On various occasions from August to October 1991, Austria received several communications from Mr. Ibesate,
treasurer of the Negros Mission, asking the former to admit accountability and responsibility for the church tithes and
offerings collected by his wife, Thelma Austria, in his district and to remit the same to the Negros Mission.
In his answer, petitioner said that he should not be made accountable since it was private respondent Pastor Buhat
and Mr. Ibesate who authorized his wife to collect the tithes and offerings since he was very sick to do the collecting
at that time.
Thereafter, petitioner went to the office of Pastor Buhat, president of the Negros Mission, and asked for a convention
to settle the dispute between petitioner and Pastor Rodrigo. Pastor Buhat denied the request of petitioner because
there was no quorum. The two exchanged heated arguments until petitioner left the office. However, while on his way
out, he heard Pastor Buhat saying, "Pastor daw inisog na ina iya (Pador you are talking tough) which prompted him
to go back and overturn Pastor Buhats table, scatter books in the office, bang Buhats attach case and throw the
phone.
Petitioner received a letter inviting him and his wife to attend the meeting to discuss the non-remittance of church
collection and the events that transpired between him and Pastor Buhat. A fact-finding committee was created to
investigate petitioner. Subsequently, petitioner received a letter of dismissal citing misappropriation of denominational
funds, willful breach of trust, serious misconduct, gross and habitual neglect of duties, and commission of an offense
against the person of employer's duly authorized representative, as grounds for the termination of his services.
(Nakakainis tong part na to dahil appeal nang appeal! Hahaha)
1) Petitioner filed a complaint with the Labor Arbiter for illegal dismissal. = decision rendered in favor of petitioner
2) SDA appealed to NLRC = decision rendered in favor of respondent
3) Petitioner filed motion for reconsideration = reinstated decision of Labor Arbiter
4) SDA filed motion for reconsideration = decision rendered in favor of respondent (grabe ang kulit!)

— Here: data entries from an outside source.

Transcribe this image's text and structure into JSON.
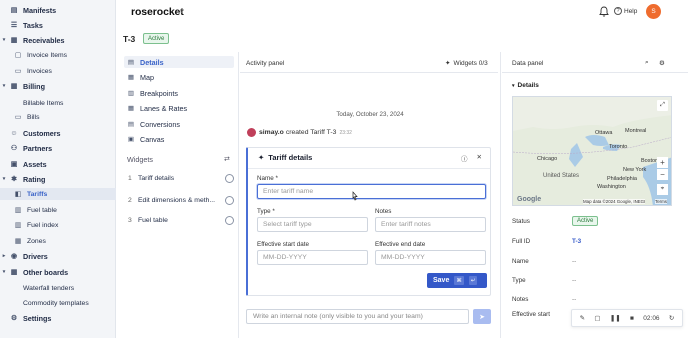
{
  "sidebar": {
    "items": [
      {
        "label": "Manifests",
        "icon": "manifest-icon",
        "level": "top",
        "caret": ""
      },
      {
        "label": "Tasks",
        "icon": "tasks-icon",
        "level": "top",
        "caret": ""
      },
      {
        "label": "Receivables",
        "icon": "receivables-icon",
        "level": "top",
        "caret": "▾"
      },
      {
        "label": "Invoice Items",
        "icon": "invoice-items-icon",
        "level": "sub",
        "caret": ""
      },
      {
        "label": "Invoices",
        "icon": "invoices-icon",
        "level": "sub",
        "caret": ""
      },
      {
        "label": "Billing",
        "icon": "billing-icon",
        "level": "top",
        "caret": "▾"
      },
      {
        "label": "Billable Items",
        "icon": "",
        "level": "sub",
        "caret": ""
      },
      {
        "label": "Bills",
        "icon": "bills-icon",
        "level": "sub",
        "caret": ""
      },
      {
        "label": "Customers",
        "icon": "customers-icon",
        "level": "top",
        "caret": ""
      },
      {
        "label": "Partners",
        "icon": "partners-icon",
        "level": "top",
        "caret": ""
      },
      {
        "label": "Assets",
        "icon": "assets-icon",
        "level": "top",
        "caret": ""
      },
      {
        "label": "Rating",
        "icon": "rating-icon",
        "level": "top",
        "caret": "▾"
      },
      {
        "label": "Tariffs",
        "icon": "tariffs-icon",
        "level": "sub",
        "caret": "",
        "active": true
      },
      {
        "label": "Fuel table",
        "icon": "fuel-table-icon",
        "level": "sub",
        "caret": ""
      },
      {
        "label": "Fuel index",
        "icon": "fuel-index-icon",
        "level": "sub",
        "caret": ""
      },
      {
        "label": "Zones",
        "icon": "zones-icon",
        "level": "sub",
        "caret": ""
      },
      {
        "label": "Drivers",
        "icon": "drivers-icon",
        "level": "top",
        "caret": "▸"
      },
      {
        "label": "Other boards",
        "icon": "other-boards-icon",
        "level": "top",
        "caret": "▾"
      },
      {
        "label": "Waterfall tenders",
        "icon": "",
        "level": "sub",
        "caret": ""
      },
      {
        "label": "Commodity templates",
        "icon": "",
        "level": "sub",
        "caret": ""
      },
      {
        "label": "Settings",
        "icon": "settings-icon",
        "level": "top",
        "caret": ""
      }
    ]
  },
  "header": {
    "brand": "roserocket",
    "help_label": "Help",
    "avatar_initial": "S"
  },
  "page": {
    "title": "T-3",
    "status": "Active"
  },
  "subnav": {
    "items": [
      {
        "label": "Details",
        "icon": "details-icon",
        "active": true
      },
      {
        "label": "Map",
        "icon": "map-icon"
      },
      {
        "label": "Breakpoints",
        "icon": "breakpoints-icon"
      },
      {
        "label": "Lanes & Rates",
        "icon": "lanes-icon"
      },
      {
        "label": "Conversions",
        "icon": "conversions-icon"
      },
      {
        "label": "Canvas",
        "icon": "canvas-icon"
      }
    ],
    "widgets_title": "Widgets",
    "widgets": [
      {
        "num": "1",
        "label": "Tariff details"
      },
      {
        "num": "2",
        "label": "Edit dimensions & meth..."
      },
      {
        "num": "3",
        "label": "Fuel table"
      }
    ]
  },
  "activity": {
    "title": "Activity panel",
    "widgets_label": "Widgets 0/3",
    "date": "Today, October 23, 2024",
    "log_user": "simay.o",
    "log_text": "created Tariff T-3",
    "log_time": "23:32",
    "note_placeholder": "Write an internal note (only visible to you and your team)"
  },
  "tariff_card": {
    "title": "Tariff details",
    "name_label": "Name *",
    "name_placeholder": "Enter tariff name",
    "type_label": "Type *",
    "type_placeholder": "Select tariff type",
    "notes_label": "Notes",
    "notes_placeholder": "Enter tariff notes",
    "start_label": "Effective start date",
    "start_placeholder": "MM-DD-YYYY",
    "end_label": "Effective end date",
    "end_placeholder": "MM-DD-YYYY",
    "save_label": "Save"
  },
  "data_panel": {
    "title": "Data panel",
    "section": "Details",
    "map_labels": [
      "Ottawa",
      "Montreal",
      "Toronto",
      "Boston",
      "Chicago",
      "New York",
      "Philadelphia",
      "Washington",
      "United States"
    ],
    "map_attribution": "Map data ©2024 Google, INEGI",
    "map_terms": "Terms",
    "google_logo": "Google",
    "fields": [
      {
        "label": "Status",
        "value": "Active"
      },
      {
        "label": "Full ID",
        "value": "T-3"
      },
      {
        "label": "Name",
        "value": "--"
      },
      {
        "label": "Type",
        "value": "--"
      },
      {
        "label": "Notes",
        "value": "--"
      },
      {
        "label": "Effective start",
        "value": ""
      }
    ]
  },
  "player": {
    "time": "02:06"
  },
  "colors": {
    "accent": "#3458c8",
    "active_green": "#2a7a3c",
    "avatar": "#ef6c2e"
  }
}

Hence, this recourse to the court by the petitioner.
Issues:
WON the termination of the services of petitioner is an ecclesiastical affair, and, as such, involves the separation of
church and state;
Held: NO.
Ratio Decidendi:
The principle of separation of church and state finds no application in this case. The rationale of the principle of the
separation of church and state is summed up in the familiar saying, "Strong fences make good-neighbors."

The idea
advocated by this principle is to delineate the boundaries between the two institutions and thus avoid
encroachments by one against the other because of a misunderstanding of the limits of their respective exclusive
jurisdictions.

The case at bar does not concern an ecclesiastical or purely religious affair as to bar the State from taking
cognizance of the same. An ecclesiastical affair is "one that concerns doctrine, creed, or form of worship of the
church, or the adoption and enforcement within a religious association of needful laws and regulations for the
government of the membership, and the power of excluding from such associations those deemed unworthy of
membership. Examples of this so-called ecclesiastical affaits are proceedings for excommunication, ordinations of
religious ministers, administration of sacraments and other activities with attached religious significance. The case at
bar does not even remotely concern any of the given examples. What is involved here is the relationship of the
church as an employer and the minister as an employee. It is purely secular and has no relation whatsoever with the
practice of faith, worship or doctrines of the church. The matter of terminating an employee, which is purely secular in
nature, is different from the ecclesiastical act of expelling a member from the religious congregation.